Zumba alleged in its suit that Penney "intentionally marketed its products under the slogan 'FROM A TO ZUMBA' to mislead and deceive consumers into believing that such products were manufactured, authorized, sponsored, approved, or licensed by Zumba."
Zumba, meanwhile, has its own e-commerce store and branded fitness apparel and accessories lines that it says compete directly with the fitness apparel J.C. Penney sold.
Penney, like a lot of retailers, has been sued over trademark claims before. In recent years, the retailer was sued by Burberry for allegedly selling scarves, jackets and coats featuring an exact copy of the "Burberry check" pattern that the fashion brand used for almost a century. (The suit was settled out of court.)
The retailer is certainly not alone. Target has also recently been hit with a high-profile trademark suit, by Burberry, as it happens. That suit, too, was settled. (Burberry has also sued off-price giant TJX Cos for allegedly selling counterfeits of the fashion brand, a suit that they later settled.)

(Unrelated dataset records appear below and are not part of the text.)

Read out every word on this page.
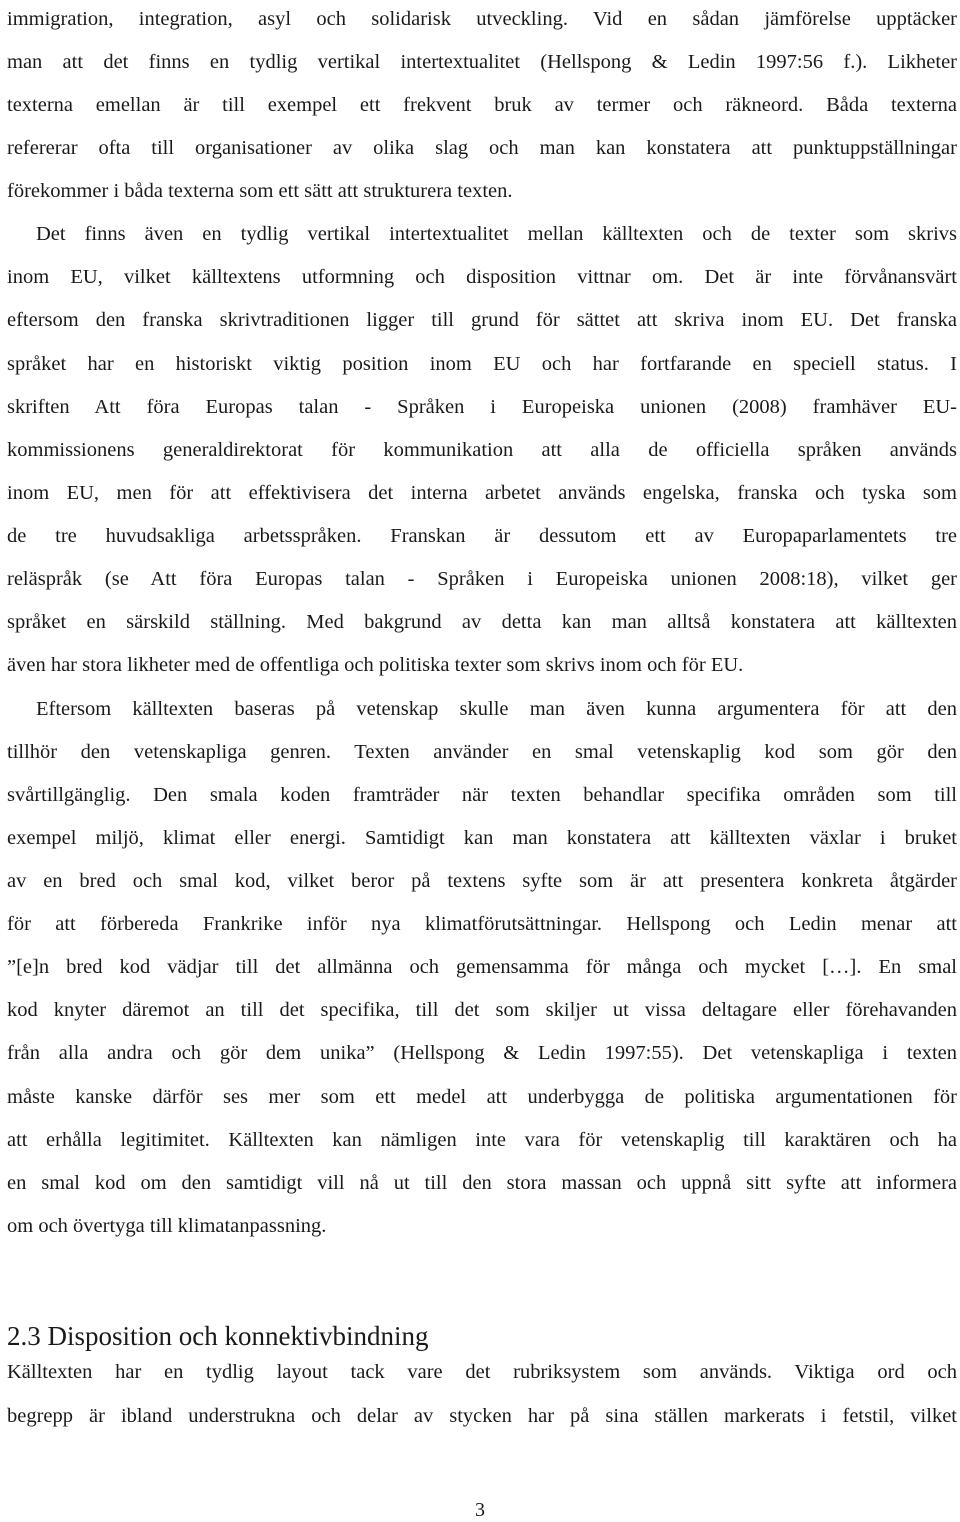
immigration, integration, asyl och solidarisk utveckling. Vid en sådan jämförelse upptäcker
man att det finns en tydlig vertikal intertextualitet (Hellspong & Ledin 1997:56 f.). Likheter
texterna emellan är till exempel ett frekvent bruk av termer och räkneord. Båda texterna
refererar ofta till organisationer av olika slag och man kan konstatera att punktuppställningar
förekommer i båda texterna som ett sätt att strukturera texten.
Det finns även en tydlig vertikal intertextualitet mellan källtexten och de texter som skrivs
inom EU, vilket källtextens utformning och disposition vittnar om. Det är inte förvånansvärt
eftersom den franska skrivtraditionen ligger till grund för sättet att skriva inom EU. Det franska
språket har en historiskt viktig position inom EU och har fortfarande en speciell status. I
skriften Att föra Europas talan - Språken i Europeiska unionen (2008) framhäver EU-
kommissionens generaldirektorat för kommunikation att alla de officiella språken används
inom EU, men för att effektivisera det interna arbetet används engelska, franska och tyska som
de tre huvudsakliga arbetsspråken. Franskan är dessutom ett av Europaparlamentets tre
reläspråk (se Att föra Europas talan - Språken i Europeiska unionen 2008:18), vilket ger
språket en särskild ställning. Med bakgrund av detta kan man alltså konstatera att källtexten
även har stora likheter med de offentliga och politiska texter som skrivs inom och för EU.
Eftersom källtexten baseras på vetenskap skulle man även kunna argumentera för att den
tillhör den vetenskapliga genren. Texten använder en smal vetenskaplig kod som gör den
svårtillgänglig. Den smala koden framträder när texten behandlar specifika områden som till
exempel miljö, klimat eller energi. Samtidigt kan man konstatera att källtexten växlar i bruket
av en bred och smal kod, vilket beror på textens syfte som är att presentera konkreta åtgärder
för att förbereda Frankrike inför nya klimatförutsättningar. Hellspong och Ledin menar att
”[e]n bred kod vädjar till det allmänna och gemensamma för många och mycket […]. En smal
kod knyter däremot an till det specifika, till det som skiljer ut vissa deltagare eller förehavanden
från alla andra och gör dem unika” (Hellspong & Ledin 1997:55). Det vetenskapliga i texten
måste kanske därför ses mer som ett medel att underbygga de politiska argumentationen för
att erhålla legitimitet. Källtexten kan nämligen inte vara för vetenskaplig till karaktären och ha
en smal kod om den samtidigt vill nå ut till den stora massan och uppnå sitt syfte att informera
om och övertyga till klimatanpassning.
2.3 Disposition och konnektivbindning
Källtexten har en tydlig layout tack vare det rubriksystem som används. Viktiga ord och
begrepp är ibland understrukna och delar av stycken har på sina ställen markerats i fetstil, vilket
3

Other major trademark suits include airline JetBlue suing Walmart in June over the branding of Jetblack, a personal shopping service targeting upscale urban shoppers. The airline argued that Walmart's use of the name was confusingly similar to its own trademarks, especially as Walmart and Jet moved deeper into markets where JetBlue operates, such as travel and transportation services.
A lawsuit from a high-profile wellness company is about the last thing Penney needs at the moment, as the ailing department store retailer tries to put its house in order. Its campaign to promote fitness apparel comes as the retailer tries, with mounting urgency, to boost its womenswear sales after numerous fashion misfires in the past.